Unfortunately I've been unable to keep up the practice for more than a couple
of weeks after I get back from a course. I'm not even sure why ... I really
enjoy it when I do meditate daily. Something to work on.

I really should do another course (<http://www.rasmi.dhamma.org/>) to see if I
can get back into it. When I do go back I'll probably follow it up with a
10-day stint of kitchen duties as well; about time I gave back.

------
sharadgopal
A couple of years ago, I was able to sit still and focus on my breathing, for
upto 30 minutes at a stretch, and those days I felt more at peace with myself.
It was like internal 'world peace' and harmony. Of late I haven't been able to
sit still for longer than 15 minutes even when I try, but that may have a lot
to do with the fact that I am in college, and constantly juggling n number of
things.

These are some previous discussions that you might find useful:

<http://news.ycombinator.com/item?id=454146>

<http://news.ycombinator.com/item?id=612276>

<http://news.ycombinator.com/item?id=1462178>

<http://news.ycombinator.com/item?id=1471244>

------
ikeepadiary
I've been meditating with different levels of practice for the last 7 years. I
also attended a 10-day vipassana course (taught by s.n. goenka
(<http://dhamma.org>). Recently, I've been sitting at least 30-60 minutes per
day.

For the last two months, I've been sitting while wearing the NeuroSky Mindset
and using it to record my brainwaves as I meditate!

The Mindset is a $200 BCI (brain-computer interface) that looks like a pair of
headphones.
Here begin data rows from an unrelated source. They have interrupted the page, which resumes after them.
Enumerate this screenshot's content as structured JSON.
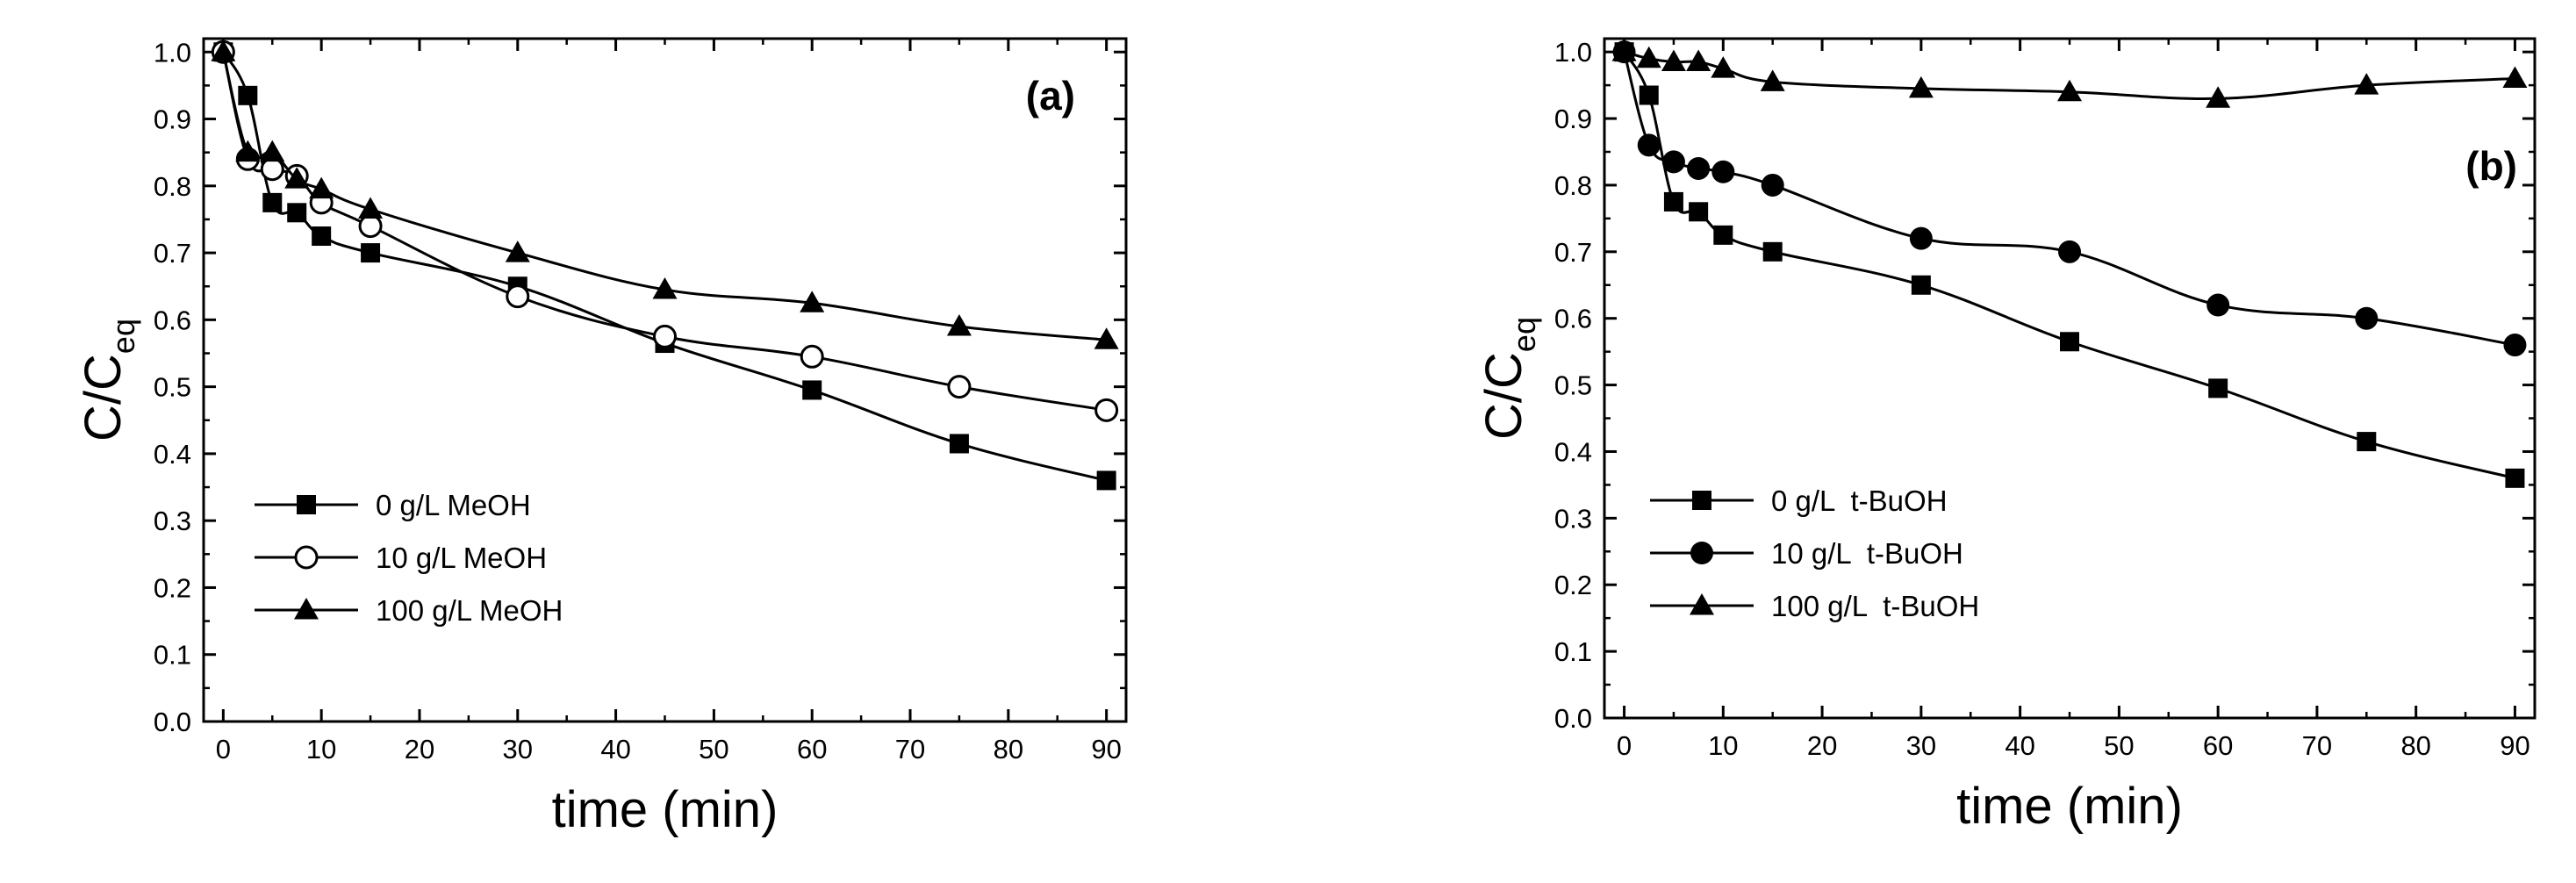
{
  "chart_data": [
    {
      "type": "line",
      "panel_label": "(a)",
      "xlabel": "time (min)",
      "ylabel_main": "C/C",
      "ylabel_sub": "eq",
      "xlim": [
        -2,
        92
      ],
      "ylim": [
        0.0,
        1.02
      ],
      "xticks": [
        "0",
        "10",
        "20",
        "30",
        "40",
        "50",
        "60",
        "70",
        "80",
        "90"
      ],
      "yticks": [
        "0.0",
        "0.1",
        "0.2",
        "0.3",
        "0.4",
        "0.5",
        "0.6",
        "0.7",
        "0.8",
        "0.9",
        "1.0"
      ],
      "legend_position": "bottom-left",
      "series": [
        {
          "name": "0 g/L MeOH",
          "marker": "square-filled",
          "x": [
            0,
            2.5,
            5,
            7.5,
            10,
            15,
            30,
            45,
            60,
            75,
            90
          ],
          "y": [
            1.0,
            0.935,
            0.775,
            0.76,
            0.725,
            0.7,
            0.65,
            0.565,
            0.495,
            0.415,
            0.36
          ]
        },
        {
          "name": "10 g/L MeOH",
          "marker": "circle-open",
          "x": [
            0,
            2.5,
            5,
            7.5,
            10,
            15,
            30,
            45,
            60,
            75,
            90
          ],
          "y": [
            1.0,
            0.84,
            0.825,
            0.815,
            0.775,
            0.74,
            0.635,
            0.575,
            0.545,
            0.5,
            0.465
          ]
        },
        {
          "name": "100 g/L MeOH",
          "marker": "triangle-filled",
          "x": [
            0,
            2.5,
            5,
            7.5,
            10,
            15,
            30,
            45,
            60,
            75,
            90
          ],
          "y": [
            1.0,
            0.85,
            0.85,
            0.81,
            0.795,
            0.765,
            0.7,
            0.645,
            0.625,
            0.59,
            0.57
          ]
        }
      ]
    },
    {
      "type": "line",
      "panel_label": "(b)",
      "xlabel": "time (min)",
      "ylabel_main": "C/C",
      "ylabel_sub": "eq",
      "xlim": [
        -2,
        92
      ],
      "ylim": [
        0.0,
        1.02
      ],
      "xticks": [
        "0",
        "10",
        "20",
        "30",
        "40",
        "50",
        "60",
        "70",
        "80",
        "90"
      ],
      "yticks": [
        "0.0",
        "0.1",
        "0.2",
        "0.3",
        "0.4",
        "0.5",
        "0.6",
        "0.7",
        "0.8",
        "0.9",
        "1.0"
      ],
      "legend_position": "bottom-left",
      "series": [
        {
          "name": "0 g/L  t-BuOH",
          "marker": "square-filled",
          "x": [
            0,
            2.5,
            5,
            7.5,
            10,
            15,
            30,
            45,
            60,
            75,
            90
          ],
          "y": [
            1.0,
            0.935,
            0.775,
            0.76,
            0.725,
            0.7,
            0.65,
            0.565,
            0.495,
            0.415,
            0.36
          ]
        },
        {
          "name": "10 g/L  t-BuOH",
          "marker": "circle-filled",
          "x": [
            0,
            2.5,
            5,
            7.5,
            10,
            15,
            30,
            45,
            60,
            75,
            90
          ],
          "y": [
            1.0,
            0.86,
            0.835,
            0.825,
            0.82,
            0.8,
            0.72,
            0.7,
            0.62,
            0.6,
            0.56
          ]
        },
        {
          "name": "100 g/L  t-BuOH",
          "marker": "triangle-filled",
          "x": [
            0,
            2.5,
            5,
            7.5,
            10,
            15,
            30,
            45,
            60,
            75,
            90
          ],
          "y": [
            1.0,
            0.99,
            0.985,
            0.985,
            0.975,
            0.955,
            0.945,
            0.94,
            0.93,
            0.95,
            0.96
          ]
        }
      ]
    }
  ]
}
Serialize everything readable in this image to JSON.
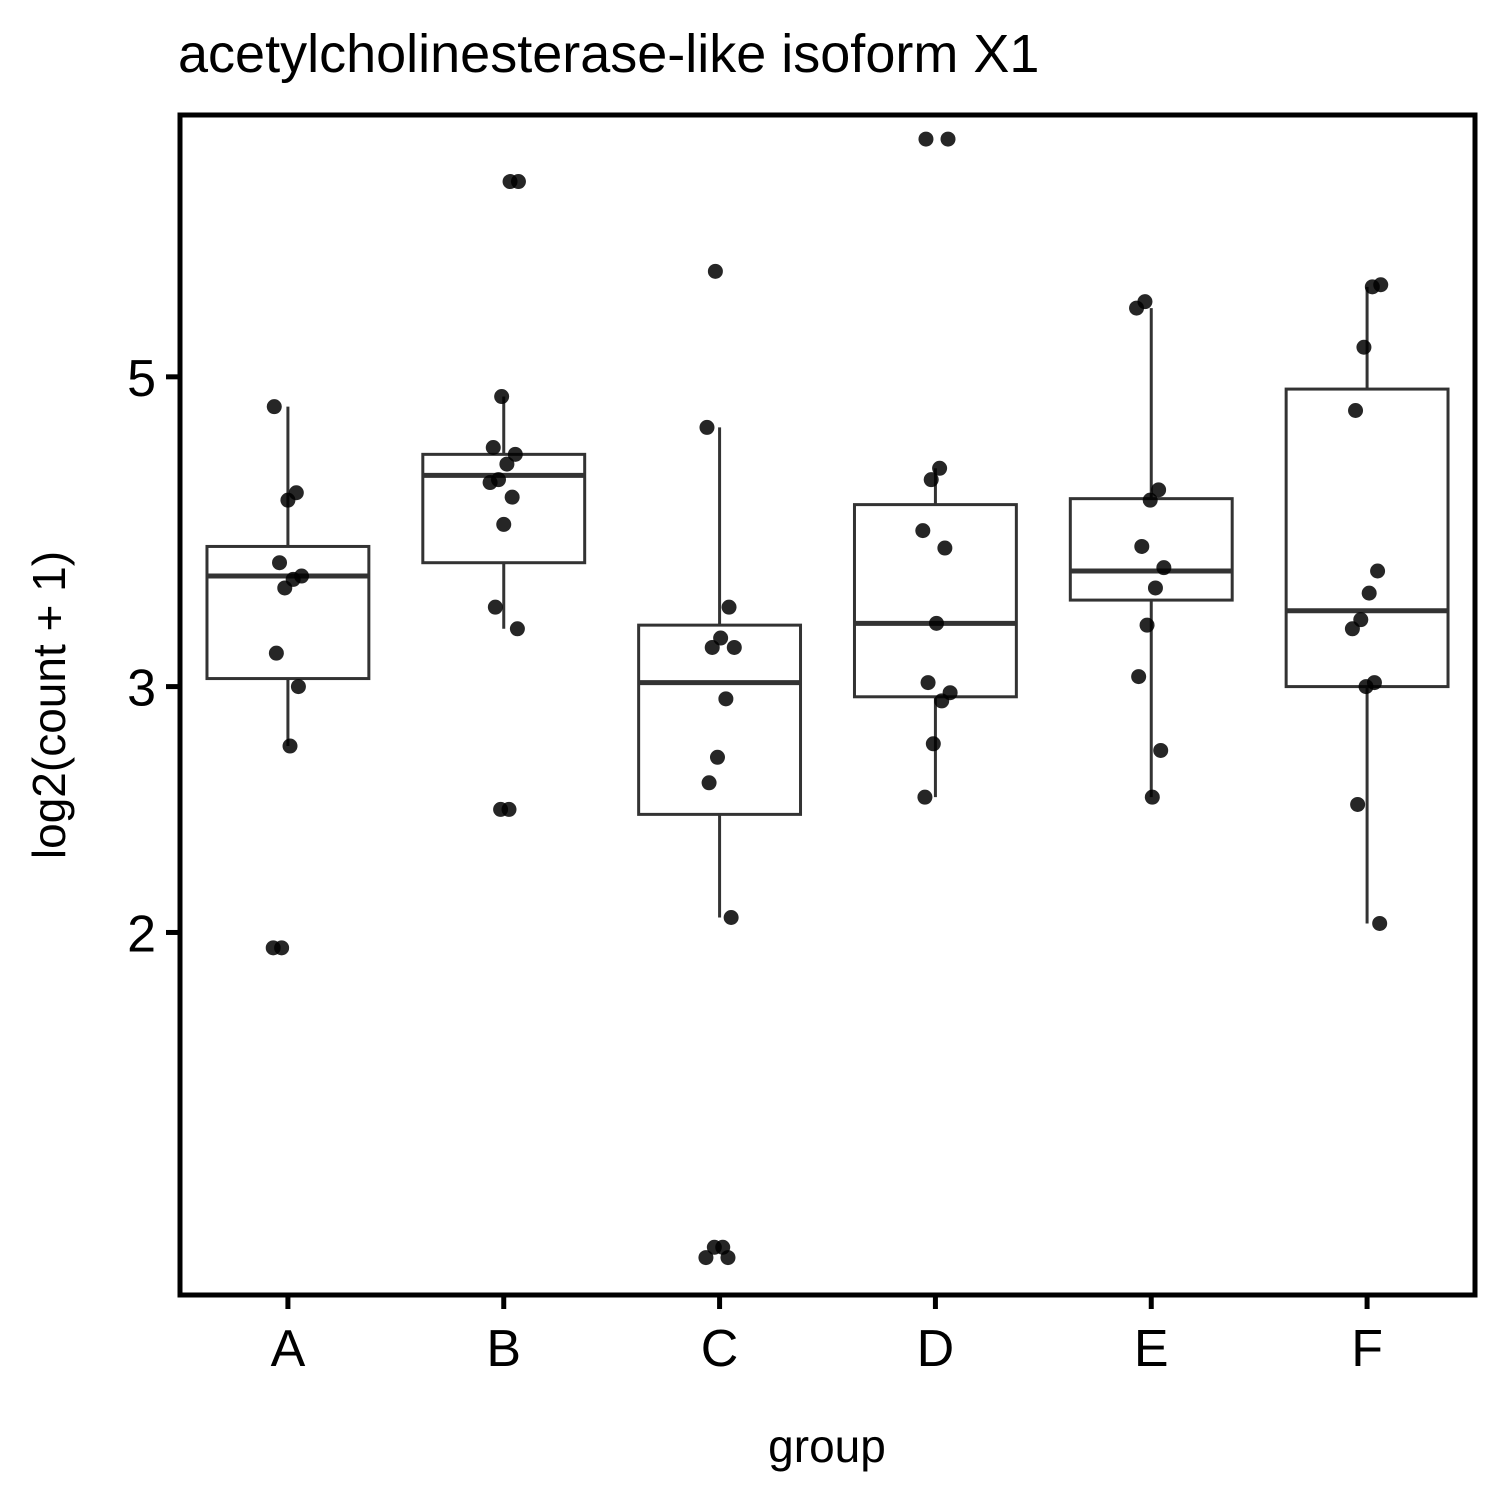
{
  "chart_data": {
    "type": "box",
    "title": "acetylcholinesterase-like isoform X1",
    "xlabel": "group",
    "ylabel": "log2(count + 1)",
    "y_scale": "log2",
    "ylim": [
      1.1,
      7.7
    ],
    "yticks": [
      2,
      3,
      5
    ],
    "grid": false,
    "categories": [
      "A",
      "B",
      "C",
      "D",
      "E",
      "F"
    ],
    "boxes": [
      {
        "group": "A",
        "whisker_low": 2.72,
        "q1": 3.04,
        "median": 3.6,
        "q3": 3.78,
        "whisker_high": 4.76
      },
      {
        "group": "B",
        "whisker_low": 3.3,
        "q1": 3.68,
        "median": 4.25,
        "q3": 4.4,
        "whisker_high": 4.84
      },
      {
        "group": "C",
        "whisker_low": 2.05,
        "q1": 2.43,
        "median": 3.02,
        "q3": 3.32,
        "whisker_high": 4.6
      },
      {
        "group": "D",
        "whisker_low": 2.5,
        "q1": 2.95,
        "median": 3.33,
        "q3": 4.05,
        "whisker_high": 4.3
      },
      {
        "group": "E",
        "whisker_low": 2.5,
        "q1": 3.46,
        "median": 3.63,
        "q3": 4.09,
        "whisker_high": 5.6
      },
      {
        "group": "F",
        "whisker_low": 2.03,
        "q1": 3.0,
        "median": 3.4,
        "q3": 4.9,
        "whisker_high": 5.8
      }
    ],
    "points": [
      {
        "group": "A",
        "y": [
          1.95,
          1.95,
          2.72,
          3.0,
          3.17,
          3.53,
          3.58,
          3.6,
          3.68,
          4.08,
          4.13,
          4.76
        ]
      },
      {
        "group": "B",
        "y": [
          2.45,
          2.45,
          3.3,
          3.42,
          3.92,
          4.1,
          4.2,
          4.22,
          4.33,
          4.4,
          4.45,
          4.84,
          6.9,
          6.9
        ]
      },
      {
        "group": "C",
        "y": [
          1.17,
          1.17,
          1.19,
          1.19,
          2.05,
          2.56,
          2.67,
          2.94,
          3.2,
          3.2,
          3.25,
          3.42,
          4.6,
          5.95
        ]
      },
      {
        "group": "D",
        "y": [
          2.5,
          2.73,
          2.93,
          2.97,
          3.02,
          3.33,
          3.77,
          3.88,
          4.22,
          4.3,
          7.4,
          7.4
        ]
      },
      {
        "group": "E",
        "y": [
          2.5,
          2.7,
          3.05,
          3.32,
          3.53,
          3.65,
          3.78,
          4.08,
          4.15,
          5.6,
          5.66
        ]
      },
      {
        "group": "F",
        "y": [
          2.03,
          2.47,
          3.0,
          3.02,
          3.3,
          3.35,
          3.5,
          3.63,
          4.73,
          5.25,
          5.8,
          5.82
        ]
      }
    ],
    "colors": {
      "box_stroke": "#333333",
      "point": "#000000",
      "panel_border": "#000000",
      "background": "#ffffff"
    }
  }
}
It measures the electrical activity of your brain via 4 "dry
sensors" and sends the raw 8-channel feed of your electrical brainwave
activity (alpha, beta, gamma, delta, etc) wirelessly via Bluetooth to your
computer. Additionally, the chip in the headset has algorithms that interpret
the raw data stream and give readings of "attention" and "meditation."

The manufacturer has put together a pretty decently documented developer
center with several different APIs you can use to create games and
applications that make use of the headset.

The fancy headset costs $200: <http://store.neurosky.com/products/mindset>

Here's a link to the developer center: <http://developer.neurosky.com/>

I haven't written any apps yet, but I've been using this app to record and
chart the brainwaves in my sessions over time:
"[http://store.neurosky.com/collections/alchemy/products/medit...](http://store.neurosky.com/collections/alchemy/products/meditation-
journal)

After I get a couple more weeks data recorded, I plan on writing up a longer
post!

If anyone in the NYC area would like to come over and have their brainwaves
recorded and try it out, give a shout. I'm in the East Village and I'd love to
compare my brainwaves to other people interested in meditating and seeing some
sort of "tangible" measure of "progress."

------
radu_floricica
Compares favorably to modafinil. Well, in my case modafinil tends to give
headaches, so it loses by default, but comparing 50 mg to 10 minutes of
meditation:

\- meditation works faster - 10 minutes compared to about 1 hour for modafinil

\- meditation tends to be shorter term (but it varies) - 2-4 hours vs ~6

\- modafinil has several side effects (though your mileage may vary)

\- meditation kills most of my social instincts. Unless I focus on
interaction, I tend to be really quiet and slightly non-responsive. But if I
do try to focus on being social, it's ok.

------
michaelty
I'm curious how the MagicRuby group is doing.

------
miha123
Do hackers meditate? And if they do, what it is having to do to the condition
of "hacker"? Maybe ask "do taxi drivers, meditate?" or "do traffic police
meditate?"

------
phlux
When I was between the ages 16 until I was about 22, I would meditate for at
least 1 hour per day - at night prior to going to bed.

I would just focus on my breathing. If I had anything in my mind - I would
choose a mono syllabic word to repeat over and over in my head, once with each
inhalation and once with each exhalation.

I would breath slow and deep, typically, however - when I was focused on
healing myself after strenuous workouts - I would breath more rapidly.

I was doing bujinkan six days a week for at least 4 hours per day.

I have recently been trying to regain that level of discipline in my
meditation as the correlation between my awareness, my mental fitness and
ability to focus while I was meditating then was amazing.

I am now 36 - and I regret very deeply not continuing to have this as my daily
routine for the last decade.